Whilst additional adults are used to support pupils, the school monitors their use closely to avoid children becoming over-reliant on adult support and to encourage children to be self-reliant and independent, thus preparing them for next steps in their education.
All children’s views on their learning and provision are sought. Additionally, the school council provides a context for pupils to participate in authentic ‘strategic’ learning discussions.
Your child’s progress is continually monitored by his/her teacher.
- Progress and achievement is subject to ongoing assessment.
- His/her progress is reviewed formally every term in Reading, Writing and Maths.
- Those children following a specific plan are monitored against specific targets and these are adapted accordingly.
- The progress of children with an EHC Plan is reviewed at Annual Review Meetings and review meetings throughout the year.
- During Year 1, all pupils take part in national assessment and are screened in terms of their phonic knowledge. At the end of Years 2 and 6, the children are formally assessed in Maths and English using Standardised Assessment Tests (SATs). This is something the government requires all schools to do and the results are published nationally.
- Interventions and specific whole class teaching techniques as monitored alongside scrutiny of children’s recorded work and achievement data.
- The school is accessible to children with physical and sensory needs.
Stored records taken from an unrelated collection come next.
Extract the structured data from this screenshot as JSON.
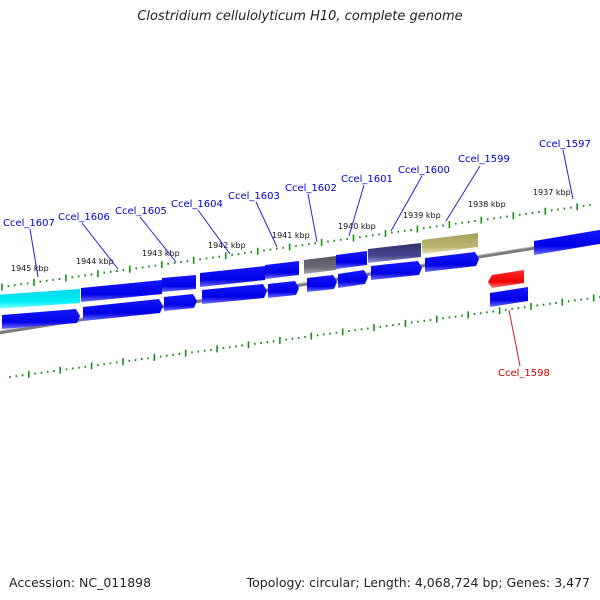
{
  "title": "Clostridium cellulolyticum H10, complete genome",
  "footer": {
    "accession": "Accession: NC_011898",
    "summary": "Topology: circular; Length: 4,068,724 bp; Genes: 3,477"
  },
  "colors": {
    "gene_blue": "#0000ee",
    "gene_highlight": "#00e8f0",
    "gene_gray": "#666677",
    "gene_slate": "#3f3d80",
    "gene_khaki": "#b3ad6a",
    "gene_red": "#ee0000",
    "label_blue": "#0000cc",
    "label_red": "#cc0000",
    "tick_green": "#1a8a1a",
    "backbone": "#888888"
  },
  "scale_labels": [
    "1945 kbp",
    "1944 kbp",
    "1943 kbp",
    "1942 kbp",
    "1941 kbp",
    "1940 kbp",
    "1939 kbp",
    "1938 kbp",
    "1937 kbp"
  ],
  "gene_labels": [
    {
      "text": "Ccel_1607",
      "color": "blue"
    },
    {
      "text": "Ccel_1606",
      "color": "blue"
    },
    {
      "text": "Ccel_1605",
      "color": "blue"
    },
    {
      "text": "Ccel_1604",
      "color": "blue"
    },
    {
      "text": "Ccel_1603",
      "color": "blue"
    },
    {
      "text": "Ccel_1602",
      "color": "blue"
    },
    {
      "text": "Ccel_1601",
      "color": "blue"
    },
    {
      "text": "Ccel_1600",
      "color": "blue"
    },
    {
      "text": "Ccel_1599",
      "color": "blue"
    },
    {
      "text": "Ccel_1597",
      "color": "blue"
    },
    {
      "text": "Ccel_1598",
      "color": "red"
    }
  ]
}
The school has a ramp and has wheel chair access throughout.
- There is a disabled toilet available for pupils where needed.
- We ensure, wherever possible, that equipment used is accessible to all children regardless of their needs.
- After school provision through extra-curricular clubs is accessible to all children including those with SEND.
- Curricular enhancements such as school trips are available to all pupils.
We recognise that transitions can be difficult for all children, including those with SEND and take active steps to ensure that any transitions are as smooth and sympathetically managed as possible.
If your child is moving to another school :
- We will contact the Special Needs Department and ensure the sharing of information about any special arrangements or support that need to be made for your child.
- We will ensure that all records are passed on as soon as possible.
- We will arrange meetings with key staff to share best practice for your child.
- Where an EHC Plan is in place, additional meetings will be arranged.
When moving classes in school :
- Information will be passed to the new class teacher in advance and a planning meeting will take place between the relevant class teams and the SENCO
- Individualised transition work will take place led by the SENCO where needed.
In Year 6 :
- Focused transition work will take place including life skills such as trial runs of taking the bus, etc.
- Liaison meetings with Secondary SENCOs and parents are started early in Year 6 once the children know where they are attending in Year 7.
- Additional transition visits are made both as part of the secondary schools’ vulnerable children programmes as well as with negotiation where more visits are required.
- All information is transferred to the new school and there is a requirement that they sign to evidence that the transfer of information has been made.
Mrs S Wallace (Advisory SENCO) in consultation with SLT, Teaching and Support Staff.
This report will be reviewed as necessary to accurately reflect developments in our inclusive provision.